Mit stolzem Gesichtsausdruck und kräftigem Antrieb sichert sich der BMW 2002 ab Ende der 60er-Jahre Erfolg auf der Überholspur.
Bild: C. Bittmann
1966 präsentiert BMW den 1600-2 mit dem modernen Motor der größeren "Neuen Klasse". Der hat 85 PS und wiegt nur 940 Kilogramm, ist also großzügig motorisiert. Als die Münchner 1968 die Zweilitervariante 2002 nachliefern, gilt der Nullzwo endgültig als Sportwagen im Limousinenkleid. Prompt erheben sich Zeigefinger: Die "Frankfurter Allgemeine Zeitung" spricht von einem "übermotorisierten Kompaktauto" und fragt sich, ob der unerfahrene Lenker mit so viel Potenz zurechtkommt. Was ist da los? Alte Tests bescheinigen dem 2002 mit 100 PS eine Höchstgeschwindigkeit von mehr als 170 km/h. Der 2002 ti mit zwei Doppelvergasern schießt gar mit fast 200 Sachen über die Autobahn. Selbst ein Porsche 911 ist damals kaum schneller. Um das Nullzwei-Gefühl der späten 60er-Jahre verstehen zu können, müssten wir heute in einem 240-PS-Kompaktwagen sitzen, der 250 läuft. Dabei war der 2002 nicht unerreichbar: Er kostete im Premierenjahr 9400 Mark, also etwa so viel wie zwei VW Käfer – und 2000 Mark weniger als ein Mercedes 200/8. Schon in den 60ern ist der Kauf eines BMW ein offensives Bekenntnis. Die einen verehren die Autos wegen ihrer dynamischen Eigenschaften, andere lehnen sie wegen der aggressiven Ausrichtung ab. Die Bayern gießen auch noch Öl ins Feuer indem sie mit der eigenen Überlegenheit prahlen. Werbezeilen wie "BMW goes like schnell" und "Move over" ("mach’ Platz") nähren das Image des rüpelhaften Lichthupen-Dränglers.
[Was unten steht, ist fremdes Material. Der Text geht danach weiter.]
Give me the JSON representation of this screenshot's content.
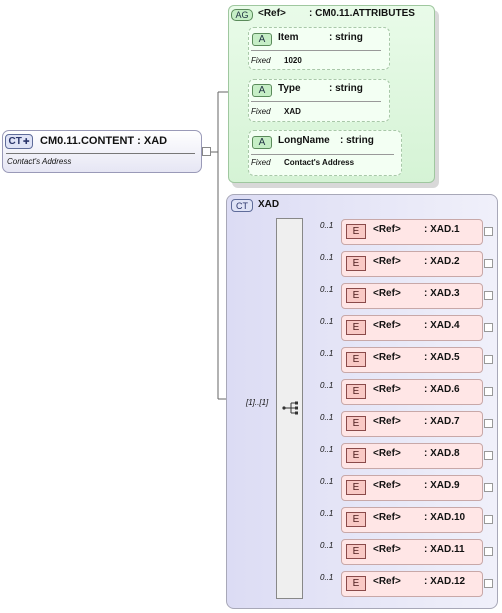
{
  "root": {
    "badge": "CT",
    "name": "CM0.11.CONTENT : XAD",
    "documentation": "Contact's Address"
  },
  "attribute_group": {
    "badge": "AG",
    "ref": "<Ref>",
    "name": ": CM0.11.ATTRIBUTES",
    "attributes": [
      {
        "badge": "A",
        "name": "Item",
        "type": ": string",
        "fixed_label": "Fixed",
        "fixed_value": "1020"
      },
      {
        "badge": "A",
        "name": "Type",
        "type": ": string",
        "fixed_label": "Fixed",
        "fixed_value": "XAD"
      },
      {
        "badge": "A",
        "name": "LongName",
        "type": ": string",
        "fixed_label": "Fixed",
        "fixed_value": "Contact's Address"
      }
    ]
  },
  "complex_type": {
    "badge": "CT",
    "name": "XAD",
    "sequence_cardinality": "[1]..[1]"
  },
  "elements": [
    {
      "badge": "E",
      "ref": "<Ref>",
      "name": ": XAD.1",
      "cardinality": "0..1"
    },
    {
      "badge": "E",
      "ref": "<Ref>",
      "name": ": XAD.2",
      "cardinality": "0..1"
    },
    {
      "badge": "E",
      "ref": "<Ref>",
      "name": ": XAD.3",
      "cardinality": "0..1"
    },
    {
      "badge": "E",
      "ref": "<Ref>",
      "name": ": XAD.4",
      "cardinality": "0..1"
    },
    {
      "badge": "E",
      "ref": "<Ref>",
      "name": ": XAD.5",
      "cardinality": "0..1"
    },
    {
      "badge": "E",
      "ref": "<Ref>",
      "name": ": XAD.6",
      "cardinality": "0..1"
    },
    {
      "badge": "E",
      "ref": "<Ref>",
      "name": ": XAD.7",
      "cardinality": "0..1"
    },
    {
      "badge": "E",
      "ref": "<Ref>",
      "name": ": XAD.8",
      "cardinality": "0..1"
    },
    {
      "badge": "E",
      "ref": "<Ref>",
      "name": ": XAD.9",
      "cardinality": "0..1"
    },
    {
      "badge": "E",
      "ref": "<Ref>",
      "name": ": XAD.10",
      "cardinality": "0..1"
    },
    {
      "badge": "E",
      "ref": "<Ref>",
      "name": ": XAD.11",
      "cardinality": "0..1"
    },
    {
      "badge": "E",
      "ref": "<Ref>",
      "name": ": XAD.12",
      "cardinality": "0..1"
    }
  ]
}
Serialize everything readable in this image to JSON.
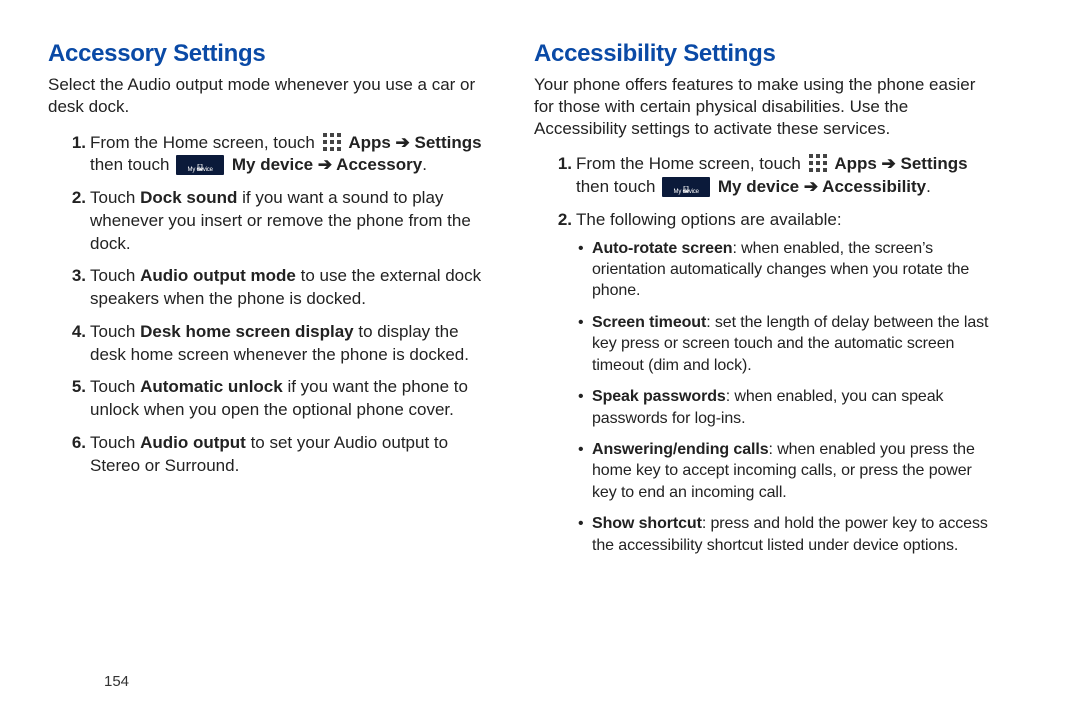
{
  "page_number": "154",
  "left": {
    "heading": "Accessory Settings",
    "intro": "Select the Audio output mode whenever you use a car or desk dock.",
    "step1": {
      "num": "1.",
      "prefix": "From the Home screen, touch ",
      "apps_arrow_settings": "Apps ➔ Settings",
      "then_touch": "then touch ",
      "mydevice_arrow": "My device ➔ Accessory",
      "period": "."
    },
    "step2": {
      "num": "2.",
      "pre": "Touch ",
      "bold": "Dock sound",
      "post": " if you want a sound to play whenever you insert or remove the phone from the dock."
    },
    "step3": {
      "num": "3.",
      "pre": "Touch ",
      "bold": "Audio output mode",
      "post": " to use the external dock speakers when the phone is docked."
    },
    "step4": {
      "num": "4.",
      "pre": "Touch ",
      "bold": "Desk home screen display",
      "post": " to display the desk home screen whenever the phone is docked."
    },
    "step5": {
      "num": "5.",
      "pre": "Touch ",
      "bold": "Automatic unlock",
      "post": " if you want the phone to unlock when you open the optional phone cover."
    },
    "step6": {
      "num": "6.",
      "pre": "Touch ",
      "bold": "Audio output",
      "post": " to set your Audio output to Stereo or Surround."
    }
  },
  "right": {
    "heading": "Accessibility Settings",
    "intro": "Your phone offers features to make using the phone easier for those with certain physical disabilities. Use the Accessibility settings to activate these services.",
    "step1": {
      "num": "1.",
      "prefix": "From the Home screen, touch ",
      "apps_arrow_settings": "Apps ➔ Settings",
      "then_touch": "then touch ",
      "mydevice_arrow": "My device ➔ Accessibility",
      "period": "."
    },
    "step2": {
      "num": "2.",
      "text": "The following options are available:"
    },
    "bullets": {
      "b1": {
        "bold": "Auto-rotate screen",
        "post": ": when enabled, the screen’s orientation automatically changes when you rotate the phone."
      },
      "b2": {
        "bold": "Screen timeout",
        "post": ": set the length of delay between the last key press or screen touch and the automatic screen timeout (dim and lock)."
      },
      "b3": {
        "bold": "Speak passwords",
        "post": ": when enabled, you can speak passwords for log-ins."
      },
      "b4": {
        "bold": "Answering/ending calls",
        "post": ": when enabled you press the home key to accept incoming calls, or press the power key to end an incoming call."
      },
      "b5": {
        "bold": "Show shortcut",
        "post": ": press and hold the power key to access the accessibility shortcut listed under device options."
      }
    }
  },
  "icons": {
    "mydevice_label": "My device"
  }
}
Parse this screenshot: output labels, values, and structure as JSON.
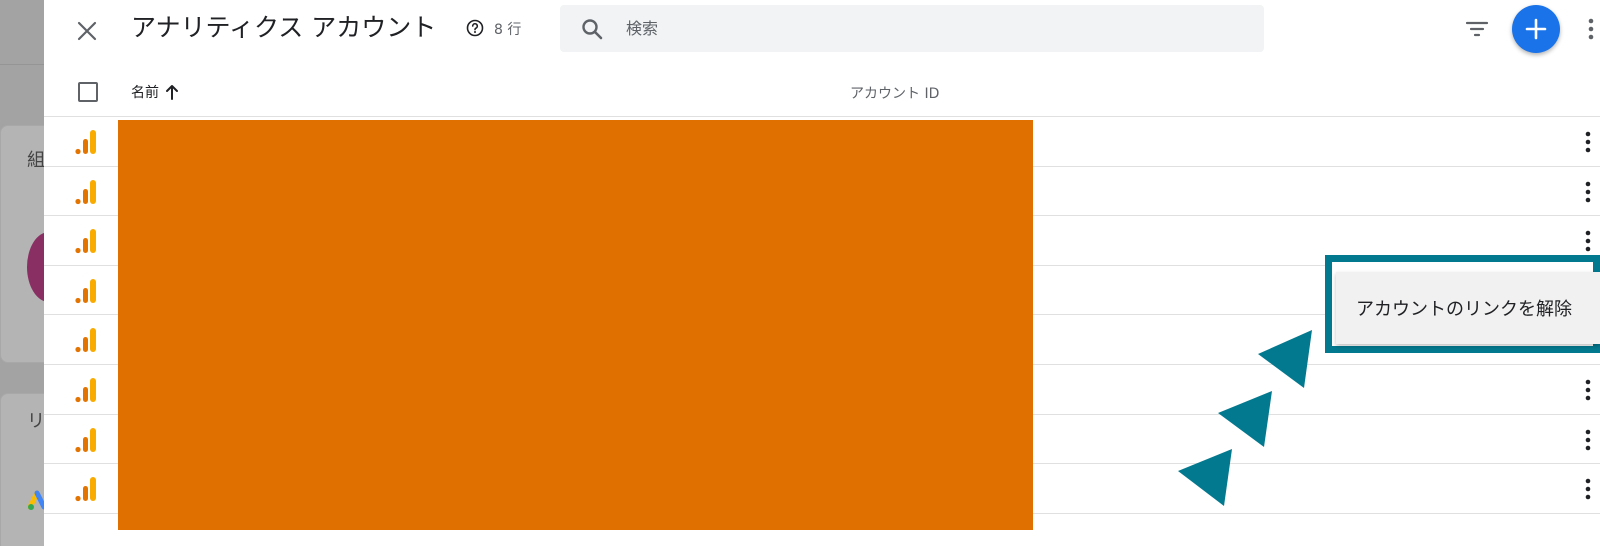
{
  "header": {
    "title": "アナリティクス アカウント",
    "row_count": "8 行",
    "search_placeholder": "検索"
  },
  "table": {
    "columns": [
      "名前",
      "アカウント ID"
    ],
    "row_count": 8
  },
  "context_menu": {
    "unlink_label": "アカウントのリンクを解除"
  },
  "background": {
    "text_1": "組",
    "text_2": "リ"
  },
  "colors": {
    "accent": "#1a73e8",
    "redaction": "#e07000",
    "highlight": "#03798f",
    "ga_orange": "#e37400",
    "ga_yellow": "#f9ab00"
  }
}
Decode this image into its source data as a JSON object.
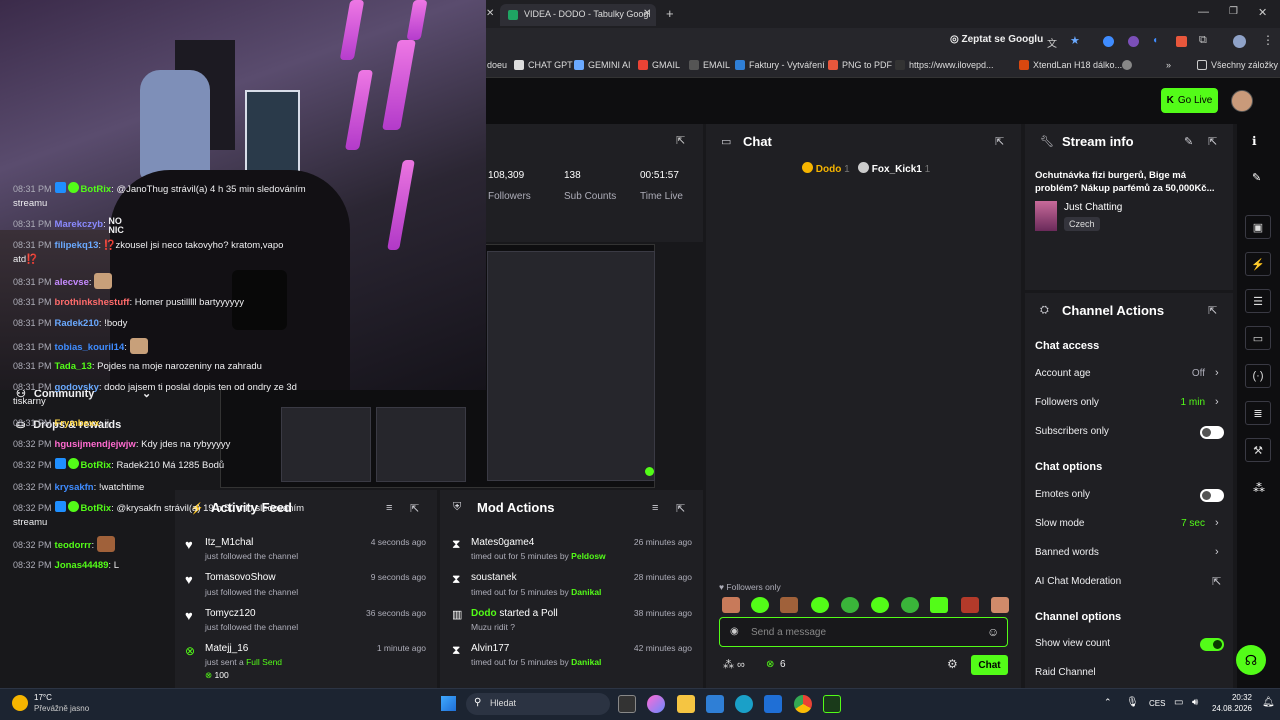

Dünne Säulen und große Glasflächen geben dem 2002 einen filigranen Charakter.
Bild: C. Bittmann
Die umstrittenen Jahre hat der 2002 längst hinter sich. So schmal und zierlich, wie er vor einem steht, weckt er nostalgische Gefühle. Seine Karosserie unterscheidet sich deutlich von den modernen, aerodynamisch optimierten Formen, die neben Effizienz auch noch Insassen- und Fußgängerschutz bieten müssen. Durch die abfallende Seitenlinie wirkt der alte BMW stets sprungbereit, dünne Säulen und große Glasflächen geben der Limousine einen filigranen Charakter, wohldosierter Chromschmuck betont das Profil. Die Kulleraugen wecken Beschützerinstinkte, doch Mitleid erregt der 4,23 Meter kurze BMW nicht. Die hohe Niere trägt er stolz auf der eingezogenen Front, streckt sie dem Fahrtwind entschlossen entgegen. Damals wie heute lieben wir an ihm das Fahrerlebnis. Wer erstmals den Fahrersitz des 2002 entert, staunt über die angenehme Sitzposition, vorbildliche Ergonomie und tadellose Bedienbarkeit. Größter Unterschied zu modernen Autos und vielen anderen Klassikern: die ungewohnte Übersichtlichkeit. Mit einsehbaren Karosserie-Enden, steiler Windschutzscheibe und niedriger Gürtellinie ist das Rangieren spielend leicht. Auch das Starten mit dem Choke erfordert keine besondere Fingerfertigkeit, die Viergangschaltung arbeitet leichtgängig und präzise, Gaspedalbefehle setzt der 2002 entschlossen um.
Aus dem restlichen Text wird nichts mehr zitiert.